É uma questão de granularidade que é ultrapassada por haver uma linha de tempo em que pode surgir uma crença que se distinga na selecção natural por produzir melhores comportamentos. Se o comportamento for muito melhor, a minha posição é que entre as razões para isso aparecerão com frequencia o facto de estar mais perto da verdade.

Mesmo que não aconteça sempre ser essa a razão, algumas vezes terá de ser.

Ou isso, ou a capacidade de prever, compreender e planear não têm nada a ver com a verdade.
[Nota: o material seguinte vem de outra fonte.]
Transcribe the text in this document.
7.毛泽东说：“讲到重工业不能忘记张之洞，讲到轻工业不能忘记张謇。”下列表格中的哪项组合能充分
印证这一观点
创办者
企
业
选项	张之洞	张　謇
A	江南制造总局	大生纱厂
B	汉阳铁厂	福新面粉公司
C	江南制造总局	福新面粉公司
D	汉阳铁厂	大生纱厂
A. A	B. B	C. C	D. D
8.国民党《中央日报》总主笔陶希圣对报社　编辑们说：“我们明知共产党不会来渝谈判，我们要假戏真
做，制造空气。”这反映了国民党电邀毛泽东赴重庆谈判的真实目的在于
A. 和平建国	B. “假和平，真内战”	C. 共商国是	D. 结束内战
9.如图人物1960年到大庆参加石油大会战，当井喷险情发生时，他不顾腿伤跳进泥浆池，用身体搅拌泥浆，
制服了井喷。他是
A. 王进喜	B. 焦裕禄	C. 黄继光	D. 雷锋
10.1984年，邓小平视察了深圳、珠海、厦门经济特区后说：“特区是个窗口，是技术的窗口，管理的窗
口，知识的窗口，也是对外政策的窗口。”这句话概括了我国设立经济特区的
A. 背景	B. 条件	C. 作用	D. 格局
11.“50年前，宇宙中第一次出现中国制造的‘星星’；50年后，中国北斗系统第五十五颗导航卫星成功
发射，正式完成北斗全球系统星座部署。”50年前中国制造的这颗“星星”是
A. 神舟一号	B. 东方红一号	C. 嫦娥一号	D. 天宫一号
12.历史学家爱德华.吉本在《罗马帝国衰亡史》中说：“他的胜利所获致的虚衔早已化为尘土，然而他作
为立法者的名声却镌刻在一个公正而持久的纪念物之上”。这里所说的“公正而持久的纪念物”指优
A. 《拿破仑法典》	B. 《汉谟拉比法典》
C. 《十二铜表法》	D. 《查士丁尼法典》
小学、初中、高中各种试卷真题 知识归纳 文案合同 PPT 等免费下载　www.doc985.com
Nesse caso, então, estamos perante um problema muito mais profundo como tenho dito. Que é não termos ponta por onde se pegue para discernir entre duas afirmações.

A natureza no entanto não parece ter tido esse problema o tenmpo todo.

Tal como a entropia a micro escala anda para trás, também o seu oposto, a evolução em microscala anda para trás. Mas no quadro macroscopico e no cenario grande, cada uma vai na sua direcção. A analogia é pertinente, pois pode estar mais relacionada que o que parece à primeira vista, dada a dependencia da compreensão de uma com a outra. (Temos o SOl a dar energia , nada de panico)

Como é que eu sei que foi assim que as coisas aconteram?

Resumindo:

Porque a evolução tem demonstração independente e suportada pela fisica (estruturas dissipativas) e se a evolução é um facto e a inteligencia existe e permite melhor sucesso (e alem disso ter uma aproximação à verdade ) então é porque é mais plausivel atribuir a sua genese à evolução que a qualquer outra coisa ( por Occam)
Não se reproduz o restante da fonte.